Having mortgaged their home to start her own catering business, hardworking Katherine Blake (played by Blickenstaff, who originated the role onstage) is being shadowed by a bridal magazine for a cover story about her wedding she planned entirely on her own to the ever supportive Mike (Alex D├ęsert) that's scheduled for the very next day.

Like mother like daughter, Carpenter opts to see and raise the stakes when it comes to Katherine's daughter Ellie's (Zuehlsdorff) plotline as well.

A dramatic sixteen year old sophomore, Ellie is eager to win a competition called The Hunt (which seems to be a cross between a scavenger hunt and the "dare" side of Truth or Dare) in order to, as she explains, "break free of the draconian caste system" of high school.

Set on it, she promises her two best friends that she'll be able to change her mom's mind about the no holds barred overnight game scheduled on the very same night of her mom's rehearsal dinner.

Worried about more than just the game (which turns out to be one of the weakest parts of the film in terms of plot), just like her mom, Ellie's dealing with challenges all her own.

From a younger brother who never fails to get on her nerves (Jason Maybaum) to concerns that Mike is trying to replace her father, as well as an adorably awkward crush on Adam (Ricky He), and the very real possibility that she might fail tenth grade if she's absent one more day, once the switch occurs and these plots collide, things get both increasingly convoluted and confusing.

While some of these plot points wind up making very little sense by the end of Friday and it suffers from an offbeat tone including occasional and out-of-character moments of scatological humor that don't fit in with the rest of the movie, thankfully the film's jubilant choreography (by John Carrafa) and infectious musical numbers distract us enough from having to make heads or tails of it all.

Needless to say, it's a lot for what some might assume is a "little" movie and as over ambitious beats under any day of the week, a great deal of credit is owed to Friday director Steve Carr for its success.
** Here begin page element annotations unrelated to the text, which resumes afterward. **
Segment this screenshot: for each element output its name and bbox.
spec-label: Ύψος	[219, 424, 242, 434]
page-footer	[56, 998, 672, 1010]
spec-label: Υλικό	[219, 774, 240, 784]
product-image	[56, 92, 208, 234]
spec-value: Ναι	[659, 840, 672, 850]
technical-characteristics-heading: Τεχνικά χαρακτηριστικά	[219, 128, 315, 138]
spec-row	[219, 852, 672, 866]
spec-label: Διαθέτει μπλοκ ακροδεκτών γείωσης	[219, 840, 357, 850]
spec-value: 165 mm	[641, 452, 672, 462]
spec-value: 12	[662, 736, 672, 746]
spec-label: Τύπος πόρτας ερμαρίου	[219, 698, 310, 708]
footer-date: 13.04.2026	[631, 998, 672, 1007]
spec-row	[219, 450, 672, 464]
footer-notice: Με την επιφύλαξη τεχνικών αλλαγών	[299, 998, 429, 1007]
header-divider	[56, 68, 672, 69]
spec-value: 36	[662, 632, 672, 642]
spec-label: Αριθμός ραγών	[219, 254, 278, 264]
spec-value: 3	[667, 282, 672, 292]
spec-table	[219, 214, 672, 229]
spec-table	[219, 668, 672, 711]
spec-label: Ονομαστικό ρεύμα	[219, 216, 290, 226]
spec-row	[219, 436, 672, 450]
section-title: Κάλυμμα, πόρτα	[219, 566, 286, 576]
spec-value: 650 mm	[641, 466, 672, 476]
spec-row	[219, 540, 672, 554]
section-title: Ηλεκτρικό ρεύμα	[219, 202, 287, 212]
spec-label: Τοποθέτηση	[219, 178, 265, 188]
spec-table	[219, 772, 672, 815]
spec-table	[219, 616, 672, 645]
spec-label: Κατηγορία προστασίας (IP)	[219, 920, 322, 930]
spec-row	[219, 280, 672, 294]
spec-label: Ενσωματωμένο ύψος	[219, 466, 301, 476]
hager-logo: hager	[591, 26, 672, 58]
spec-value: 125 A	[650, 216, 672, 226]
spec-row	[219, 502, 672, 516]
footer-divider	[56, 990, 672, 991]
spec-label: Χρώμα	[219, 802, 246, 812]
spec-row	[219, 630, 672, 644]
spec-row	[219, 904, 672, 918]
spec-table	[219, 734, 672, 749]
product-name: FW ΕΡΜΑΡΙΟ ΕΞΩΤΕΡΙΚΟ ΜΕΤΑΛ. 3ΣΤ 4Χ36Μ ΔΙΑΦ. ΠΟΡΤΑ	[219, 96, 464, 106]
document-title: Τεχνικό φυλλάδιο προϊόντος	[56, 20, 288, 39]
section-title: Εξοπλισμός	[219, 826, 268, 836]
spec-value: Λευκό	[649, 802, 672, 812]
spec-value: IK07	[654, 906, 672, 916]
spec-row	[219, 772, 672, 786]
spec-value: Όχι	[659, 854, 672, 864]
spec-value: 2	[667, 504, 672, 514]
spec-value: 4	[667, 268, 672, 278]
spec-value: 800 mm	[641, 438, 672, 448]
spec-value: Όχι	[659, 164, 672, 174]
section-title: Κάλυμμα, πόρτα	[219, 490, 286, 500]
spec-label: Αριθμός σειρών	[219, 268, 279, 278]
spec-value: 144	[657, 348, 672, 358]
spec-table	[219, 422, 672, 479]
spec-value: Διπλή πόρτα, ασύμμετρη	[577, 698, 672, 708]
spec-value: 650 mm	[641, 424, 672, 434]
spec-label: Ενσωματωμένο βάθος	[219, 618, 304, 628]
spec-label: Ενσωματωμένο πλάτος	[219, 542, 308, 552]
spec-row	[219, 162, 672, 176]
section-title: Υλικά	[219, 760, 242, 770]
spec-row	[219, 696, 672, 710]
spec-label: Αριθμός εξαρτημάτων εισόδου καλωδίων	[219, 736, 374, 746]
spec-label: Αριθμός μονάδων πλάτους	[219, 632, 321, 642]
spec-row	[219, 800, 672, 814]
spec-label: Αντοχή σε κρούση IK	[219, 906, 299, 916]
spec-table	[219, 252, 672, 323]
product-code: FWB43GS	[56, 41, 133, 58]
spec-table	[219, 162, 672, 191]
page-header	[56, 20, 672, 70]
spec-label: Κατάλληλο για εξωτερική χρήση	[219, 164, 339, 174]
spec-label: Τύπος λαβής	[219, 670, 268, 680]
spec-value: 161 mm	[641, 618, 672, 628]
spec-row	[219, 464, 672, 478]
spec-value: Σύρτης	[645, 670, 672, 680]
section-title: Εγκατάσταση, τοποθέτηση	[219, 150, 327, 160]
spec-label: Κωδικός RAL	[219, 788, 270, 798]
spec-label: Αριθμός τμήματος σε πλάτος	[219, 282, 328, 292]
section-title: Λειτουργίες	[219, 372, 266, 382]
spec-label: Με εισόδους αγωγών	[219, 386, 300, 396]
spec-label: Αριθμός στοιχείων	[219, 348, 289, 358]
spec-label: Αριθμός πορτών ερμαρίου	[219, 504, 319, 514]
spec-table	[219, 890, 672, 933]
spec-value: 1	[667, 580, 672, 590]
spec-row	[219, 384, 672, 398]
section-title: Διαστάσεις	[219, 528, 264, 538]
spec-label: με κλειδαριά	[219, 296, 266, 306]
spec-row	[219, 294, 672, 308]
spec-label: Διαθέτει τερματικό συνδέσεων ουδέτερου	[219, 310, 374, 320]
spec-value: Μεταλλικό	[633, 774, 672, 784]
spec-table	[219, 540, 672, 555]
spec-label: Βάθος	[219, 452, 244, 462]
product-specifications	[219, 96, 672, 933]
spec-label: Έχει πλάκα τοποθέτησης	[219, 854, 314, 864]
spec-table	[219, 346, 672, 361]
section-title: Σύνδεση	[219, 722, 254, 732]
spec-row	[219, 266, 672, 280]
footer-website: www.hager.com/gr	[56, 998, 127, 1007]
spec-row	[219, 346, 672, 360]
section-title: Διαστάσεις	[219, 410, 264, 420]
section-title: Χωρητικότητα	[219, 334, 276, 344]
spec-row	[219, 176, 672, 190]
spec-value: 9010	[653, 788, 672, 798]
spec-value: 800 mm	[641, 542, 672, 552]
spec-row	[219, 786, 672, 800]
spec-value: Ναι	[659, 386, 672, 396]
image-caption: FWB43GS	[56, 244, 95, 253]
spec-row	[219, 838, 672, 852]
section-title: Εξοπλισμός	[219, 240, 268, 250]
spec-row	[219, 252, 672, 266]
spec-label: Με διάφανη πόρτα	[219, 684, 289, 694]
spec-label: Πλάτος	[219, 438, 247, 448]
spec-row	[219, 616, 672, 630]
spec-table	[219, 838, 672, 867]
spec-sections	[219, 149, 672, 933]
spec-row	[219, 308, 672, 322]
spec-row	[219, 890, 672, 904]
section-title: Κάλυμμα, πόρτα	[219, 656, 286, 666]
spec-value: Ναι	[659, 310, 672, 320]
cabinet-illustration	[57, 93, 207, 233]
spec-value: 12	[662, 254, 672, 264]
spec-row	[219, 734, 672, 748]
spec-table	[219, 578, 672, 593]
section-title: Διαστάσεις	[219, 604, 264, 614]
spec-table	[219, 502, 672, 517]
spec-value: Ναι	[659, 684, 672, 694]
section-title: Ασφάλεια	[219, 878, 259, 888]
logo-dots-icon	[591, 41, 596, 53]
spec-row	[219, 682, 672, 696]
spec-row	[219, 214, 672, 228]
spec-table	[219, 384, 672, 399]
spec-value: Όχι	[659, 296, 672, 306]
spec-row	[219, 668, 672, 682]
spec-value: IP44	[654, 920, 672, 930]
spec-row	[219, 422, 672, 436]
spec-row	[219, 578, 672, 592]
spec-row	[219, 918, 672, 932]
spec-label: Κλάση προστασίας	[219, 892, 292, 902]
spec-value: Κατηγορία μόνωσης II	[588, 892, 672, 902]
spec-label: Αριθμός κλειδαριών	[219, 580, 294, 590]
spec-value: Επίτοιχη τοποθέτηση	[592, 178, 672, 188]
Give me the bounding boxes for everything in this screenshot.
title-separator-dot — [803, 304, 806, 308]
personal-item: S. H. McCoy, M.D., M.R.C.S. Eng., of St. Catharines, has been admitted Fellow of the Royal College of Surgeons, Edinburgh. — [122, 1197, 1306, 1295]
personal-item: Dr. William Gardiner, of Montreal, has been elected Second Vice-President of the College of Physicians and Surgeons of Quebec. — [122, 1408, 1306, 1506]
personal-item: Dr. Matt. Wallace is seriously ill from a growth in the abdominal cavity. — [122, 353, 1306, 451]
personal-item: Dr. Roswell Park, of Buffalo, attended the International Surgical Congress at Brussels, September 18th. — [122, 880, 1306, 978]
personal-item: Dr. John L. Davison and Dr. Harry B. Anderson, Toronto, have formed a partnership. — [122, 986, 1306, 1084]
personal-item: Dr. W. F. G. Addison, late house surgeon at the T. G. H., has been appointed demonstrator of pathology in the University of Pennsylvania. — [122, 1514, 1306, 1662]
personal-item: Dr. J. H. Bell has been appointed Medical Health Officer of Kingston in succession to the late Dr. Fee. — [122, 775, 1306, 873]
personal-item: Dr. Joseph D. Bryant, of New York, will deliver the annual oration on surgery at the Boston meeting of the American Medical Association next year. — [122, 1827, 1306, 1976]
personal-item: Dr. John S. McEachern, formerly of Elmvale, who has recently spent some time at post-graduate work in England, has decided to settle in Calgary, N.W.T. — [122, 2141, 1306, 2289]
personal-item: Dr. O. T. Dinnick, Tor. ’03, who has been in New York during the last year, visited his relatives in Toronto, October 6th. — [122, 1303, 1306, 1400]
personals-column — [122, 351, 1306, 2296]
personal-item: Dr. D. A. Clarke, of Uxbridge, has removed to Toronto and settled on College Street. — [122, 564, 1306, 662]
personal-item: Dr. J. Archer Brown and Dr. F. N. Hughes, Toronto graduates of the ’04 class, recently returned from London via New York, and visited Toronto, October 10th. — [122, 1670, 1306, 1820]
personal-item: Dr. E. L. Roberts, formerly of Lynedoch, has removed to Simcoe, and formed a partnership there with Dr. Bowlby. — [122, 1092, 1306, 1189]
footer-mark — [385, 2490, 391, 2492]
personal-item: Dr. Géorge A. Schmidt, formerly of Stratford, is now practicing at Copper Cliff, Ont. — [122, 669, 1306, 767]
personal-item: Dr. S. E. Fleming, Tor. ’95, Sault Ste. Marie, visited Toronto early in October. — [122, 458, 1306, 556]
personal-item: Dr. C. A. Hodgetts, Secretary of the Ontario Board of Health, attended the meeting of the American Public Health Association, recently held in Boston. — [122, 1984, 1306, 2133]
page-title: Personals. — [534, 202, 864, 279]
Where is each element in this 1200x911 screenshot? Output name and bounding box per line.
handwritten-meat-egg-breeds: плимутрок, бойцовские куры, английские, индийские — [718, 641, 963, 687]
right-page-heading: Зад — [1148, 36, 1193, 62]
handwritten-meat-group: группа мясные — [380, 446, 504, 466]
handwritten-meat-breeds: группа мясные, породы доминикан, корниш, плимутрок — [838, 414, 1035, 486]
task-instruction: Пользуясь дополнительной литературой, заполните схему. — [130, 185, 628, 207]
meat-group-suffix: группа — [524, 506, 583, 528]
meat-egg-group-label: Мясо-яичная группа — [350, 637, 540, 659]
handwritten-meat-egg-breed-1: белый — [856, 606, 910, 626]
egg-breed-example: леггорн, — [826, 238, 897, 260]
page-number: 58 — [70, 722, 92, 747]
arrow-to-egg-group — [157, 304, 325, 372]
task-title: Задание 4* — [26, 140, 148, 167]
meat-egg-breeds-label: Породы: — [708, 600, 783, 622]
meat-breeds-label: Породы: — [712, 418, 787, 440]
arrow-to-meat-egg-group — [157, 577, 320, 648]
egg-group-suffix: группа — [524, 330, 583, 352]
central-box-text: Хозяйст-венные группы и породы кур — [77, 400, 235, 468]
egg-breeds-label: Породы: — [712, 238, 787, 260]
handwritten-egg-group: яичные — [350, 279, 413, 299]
A former music video director and Def Jam album designer turned Paul Blart: Mall Cop helmer, in the film's bravura wedding sequence, Carr seems to be auditioning to direct Mamma Mia 3.

Though hinging the entire film on a weak hourglass gimmick wasn't perhaps the best way for the two to switch places in 2018, Freaky is still sure to delight those willing to look past the film's house of cards like myriad of plot problems that feel like they could collapse at any moment under Friday's weight.

While complexity doesn't seem to appeal as well to fans of simple but fun Disney Channel original movie musicals like The Teen Beach Movie or High School Musical, between this and Disney's Zombies, it's nice to see them try to branch out to works that deal – however briefly – with topical issues ranging from mortgages to remarriage after loss of a parent in Friday.

And even though there's no replacing the original Freaky feature with Jodie Foster, with this movie's first burst of music and lyrics, you realize that – like mother and daughter – they're different yet similar enough to appreciate on their own.